Части, выехавшие на полигон, с самого начала разделились на синих и красных. И сразу же начали пакостить друг другу. Делом чести считалось забраться в лагерь противника и примотать к какой-нибудь технике кирпич с корявой надписью «Бомба». Спецназовцы вообще обалдели. Принялись из лагеря людей красть – типа языка брать. По общему уговору, медиков не трогали, но поди ты в темноте разгляди.

И вот выхожу я как-то из палатки по нужде. Темно в лагере – хоть глаза выколи. На подходе к заветной траншее меня мягко глушат по затылку, затыкают рот и волокут в кусты. Каким-то чудом я выворачиваюсь из крепких руки похитителей и сдавленно хриплю:

– Идиоты, я доктор!

– Вот, б… – расстраиваются ночные герои. Небрежно бросают меня в ближайшие кусты и растворяются в темноте.

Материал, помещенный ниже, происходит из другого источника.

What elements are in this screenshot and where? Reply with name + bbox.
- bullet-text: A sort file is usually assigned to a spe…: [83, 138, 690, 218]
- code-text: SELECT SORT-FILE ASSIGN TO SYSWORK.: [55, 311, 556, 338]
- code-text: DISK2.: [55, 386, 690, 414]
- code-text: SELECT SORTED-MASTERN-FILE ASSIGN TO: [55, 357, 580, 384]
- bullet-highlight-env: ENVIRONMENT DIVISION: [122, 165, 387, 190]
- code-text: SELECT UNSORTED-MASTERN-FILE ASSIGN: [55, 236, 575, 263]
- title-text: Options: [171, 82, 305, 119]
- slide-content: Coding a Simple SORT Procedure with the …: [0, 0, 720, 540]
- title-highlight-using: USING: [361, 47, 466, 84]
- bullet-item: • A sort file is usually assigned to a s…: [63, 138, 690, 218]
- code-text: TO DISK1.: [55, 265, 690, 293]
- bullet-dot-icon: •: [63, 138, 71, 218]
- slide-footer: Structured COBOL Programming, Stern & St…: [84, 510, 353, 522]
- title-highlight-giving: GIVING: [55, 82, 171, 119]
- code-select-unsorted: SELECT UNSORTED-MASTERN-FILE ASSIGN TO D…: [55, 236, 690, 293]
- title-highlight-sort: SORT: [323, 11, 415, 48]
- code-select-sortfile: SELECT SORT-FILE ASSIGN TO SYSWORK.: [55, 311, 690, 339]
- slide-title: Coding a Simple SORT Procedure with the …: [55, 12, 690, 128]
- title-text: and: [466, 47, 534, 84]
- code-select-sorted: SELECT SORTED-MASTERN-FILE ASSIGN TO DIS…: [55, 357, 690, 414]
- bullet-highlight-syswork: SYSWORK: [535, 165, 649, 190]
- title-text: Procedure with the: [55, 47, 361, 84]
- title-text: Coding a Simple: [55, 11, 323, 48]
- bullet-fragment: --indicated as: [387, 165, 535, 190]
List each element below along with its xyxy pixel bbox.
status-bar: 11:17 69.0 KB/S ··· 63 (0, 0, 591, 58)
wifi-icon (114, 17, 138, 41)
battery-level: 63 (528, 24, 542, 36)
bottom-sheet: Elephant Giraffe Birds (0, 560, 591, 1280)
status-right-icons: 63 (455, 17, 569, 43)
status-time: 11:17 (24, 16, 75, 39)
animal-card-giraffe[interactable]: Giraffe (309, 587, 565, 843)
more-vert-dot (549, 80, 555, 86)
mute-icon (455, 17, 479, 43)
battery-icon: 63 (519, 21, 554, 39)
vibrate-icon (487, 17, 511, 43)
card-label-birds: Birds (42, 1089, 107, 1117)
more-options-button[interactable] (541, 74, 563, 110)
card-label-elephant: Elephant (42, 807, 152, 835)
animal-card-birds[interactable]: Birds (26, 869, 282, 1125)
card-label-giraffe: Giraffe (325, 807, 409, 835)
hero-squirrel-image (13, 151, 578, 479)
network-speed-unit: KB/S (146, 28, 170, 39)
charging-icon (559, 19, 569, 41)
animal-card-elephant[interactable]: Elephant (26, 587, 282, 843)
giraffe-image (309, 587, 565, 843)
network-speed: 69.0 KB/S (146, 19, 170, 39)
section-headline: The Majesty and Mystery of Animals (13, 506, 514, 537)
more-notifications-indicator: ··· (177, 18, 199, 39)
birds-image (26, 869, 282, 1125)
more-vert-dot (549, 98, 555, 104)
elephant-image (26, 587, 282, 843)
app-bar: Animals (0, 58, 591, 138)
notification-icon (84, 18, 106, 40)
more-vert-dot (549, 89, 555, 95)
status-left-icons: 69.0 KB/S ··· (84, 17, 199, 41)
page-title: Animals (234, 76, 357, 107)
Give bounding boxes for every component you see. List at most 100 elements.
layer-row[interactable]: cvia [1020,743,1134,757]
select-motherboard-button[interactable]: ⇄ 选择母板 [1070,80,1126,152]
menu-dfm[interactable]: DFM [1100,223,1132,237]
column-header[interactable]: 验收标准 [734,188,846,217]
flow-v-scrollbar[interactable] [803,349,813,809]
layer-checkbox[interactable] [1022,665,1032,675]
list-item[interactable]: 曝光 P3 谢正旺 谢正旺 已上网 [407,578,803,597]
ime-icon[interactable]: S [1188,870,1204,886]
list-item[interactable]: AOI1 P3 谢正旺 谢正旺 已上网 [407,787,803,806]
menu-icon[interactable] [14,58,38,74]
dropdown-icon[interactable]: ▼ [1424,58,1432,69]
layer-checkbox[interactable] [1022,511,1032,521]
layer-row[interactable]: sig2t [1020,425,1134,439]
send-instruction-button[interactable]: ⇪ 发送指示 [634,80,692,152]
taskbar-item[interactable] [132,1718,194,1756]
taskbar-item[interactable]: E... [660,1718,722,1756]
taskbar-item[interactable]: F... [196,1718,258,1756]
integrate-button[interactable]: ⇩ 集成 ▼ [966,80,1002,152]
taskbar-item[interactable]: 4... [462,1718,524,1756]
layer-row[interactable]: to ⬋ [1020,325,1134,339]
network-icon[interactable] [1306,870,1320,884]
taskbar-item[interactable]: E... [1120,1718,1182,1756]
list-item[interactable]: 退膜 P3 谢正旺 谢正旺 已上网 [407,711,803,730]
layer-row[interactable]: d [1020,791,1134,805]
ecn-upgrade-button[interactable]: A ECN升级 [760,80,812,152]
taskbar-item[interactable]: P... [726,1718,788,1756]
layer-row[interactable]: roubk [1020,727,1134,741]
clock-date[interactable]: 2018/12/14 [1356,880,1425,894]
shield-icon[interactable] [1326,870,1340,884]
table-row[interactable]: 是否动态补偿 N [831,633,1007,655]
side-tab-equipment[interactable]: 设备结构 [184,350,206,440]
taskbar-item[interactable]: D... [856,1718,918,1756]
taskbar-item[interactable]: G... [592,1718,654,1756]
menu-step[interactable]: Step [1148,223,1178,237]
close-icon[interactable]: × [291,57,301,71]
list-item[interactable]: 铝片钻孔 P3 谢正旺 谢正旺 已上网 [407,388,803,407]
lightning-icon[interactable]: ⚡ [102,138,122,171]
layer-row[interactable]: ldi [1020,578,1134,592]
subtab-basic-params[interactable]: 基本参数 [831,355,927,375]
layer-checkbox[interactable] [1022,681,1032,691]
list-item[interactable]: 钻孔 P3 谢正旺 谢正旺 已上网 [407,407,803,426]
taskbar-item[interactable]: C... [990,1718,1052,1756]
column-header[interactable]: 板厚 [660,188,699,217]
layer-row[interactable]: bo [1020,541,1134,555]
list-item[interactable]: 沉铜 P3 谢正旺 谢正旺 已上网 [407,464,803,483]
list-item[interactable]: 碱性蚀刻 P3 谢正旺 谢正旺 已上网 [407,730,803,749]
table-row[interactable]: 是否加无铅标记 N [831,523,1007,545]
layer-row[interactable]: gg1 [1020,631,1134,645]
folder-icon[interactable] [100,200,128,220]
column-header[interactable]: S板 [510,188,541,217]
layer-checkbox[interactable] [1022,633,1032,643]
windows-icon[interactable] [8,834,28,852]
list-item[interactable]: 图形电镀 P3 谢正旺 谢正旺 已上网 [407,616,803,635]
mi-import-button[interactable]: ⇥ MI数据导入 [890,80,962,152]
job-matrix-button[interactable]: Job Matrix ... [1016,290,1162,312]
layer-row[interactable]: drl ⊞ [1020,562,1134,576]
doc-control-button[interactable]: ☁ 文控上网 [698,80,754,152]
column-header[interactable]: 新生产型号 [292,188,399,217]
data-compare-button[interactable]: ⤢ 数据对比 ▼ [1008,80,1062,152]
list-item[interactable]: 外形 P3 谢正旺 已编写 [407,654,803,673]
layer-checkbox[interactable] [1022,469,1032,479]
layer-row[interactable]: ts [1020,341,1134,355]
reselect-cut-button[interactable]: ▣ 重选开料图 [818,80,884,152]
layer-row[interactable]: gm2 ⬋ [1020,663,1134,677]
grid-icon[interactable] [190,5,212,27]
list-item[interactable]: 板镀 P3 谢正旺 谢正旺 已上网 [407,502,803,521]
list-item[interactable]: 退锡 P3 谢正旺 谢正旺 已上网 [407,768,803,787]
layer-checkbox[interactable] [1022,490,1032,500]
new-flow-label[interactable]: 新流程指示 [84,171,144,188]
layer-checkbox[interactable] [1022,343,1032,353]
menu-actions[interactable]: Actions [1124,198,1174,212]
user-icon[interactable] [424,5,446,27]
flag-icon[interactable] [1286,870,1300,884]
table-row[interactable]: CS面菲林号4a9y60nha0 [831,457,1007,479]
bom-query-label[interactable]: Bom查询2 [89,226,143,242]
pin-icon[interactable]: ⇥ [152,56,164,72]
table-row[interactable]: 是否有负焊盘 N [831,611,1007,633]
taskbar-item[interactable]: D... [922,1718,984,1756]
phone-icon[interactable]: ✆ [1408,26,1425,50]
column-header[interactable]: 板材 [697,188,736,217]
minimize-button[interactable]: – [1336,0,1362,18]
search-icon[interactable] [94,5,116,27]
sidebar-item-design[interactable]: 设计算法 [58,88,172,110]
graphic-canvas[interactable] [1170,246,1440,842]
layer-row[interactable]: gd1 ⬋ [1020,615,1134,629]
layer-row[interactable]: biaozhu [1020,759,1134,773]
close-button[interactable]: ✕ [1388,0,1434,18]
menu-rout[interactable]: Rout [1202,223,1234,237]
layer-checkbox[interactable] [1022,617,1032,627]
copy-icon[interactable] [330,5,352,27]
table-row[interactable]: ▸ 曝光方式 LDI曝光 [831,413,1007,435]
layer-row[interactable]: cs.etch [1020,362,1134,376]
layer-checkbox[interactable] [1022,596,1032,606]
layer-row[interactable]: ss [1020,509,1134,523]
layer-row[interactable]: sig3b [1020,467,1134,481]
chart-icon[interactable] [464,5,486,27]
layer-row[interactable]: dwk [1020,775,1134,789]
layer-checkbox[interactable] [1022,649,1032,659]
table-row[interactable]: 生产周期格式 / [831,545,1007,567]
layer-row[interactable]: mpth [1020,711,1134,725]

Одно хорошо: в туалет не сильно хотелось, а то бы пришлось штаны менять.

Пленниками обменивались утром. Обычно «языки» сразу складывали руки и позволяли себя тащить. Боялись, что оглушат по-настоящему. А один похищенный прапорщик-десантник решил просто так врагу не сдаваться. В двух шагах от лагеря он вывернулся из рук «врага», поднялся, встал спиной к дереву и начал отмахиваться тяжёлыми кулачищами от наседающих «ниндзя». В результате не только отбился, но и поверженного противника в свой лагерь притащил.

В последние дни учений решили мы со старшими товарищами провести культурную программу. Недалеко от полигона было знаменитое поле. Там в 1812 м Наполеон переправлялся через Березину, был застигнут наступающими русскими войсками, получил неслабых пинков и побежал во Францию ещё быстрее. Из-за этой истории в окрестных лесах и болотах до сих пор ищут его клады, которые якобы в спешке бросили отступающие войска.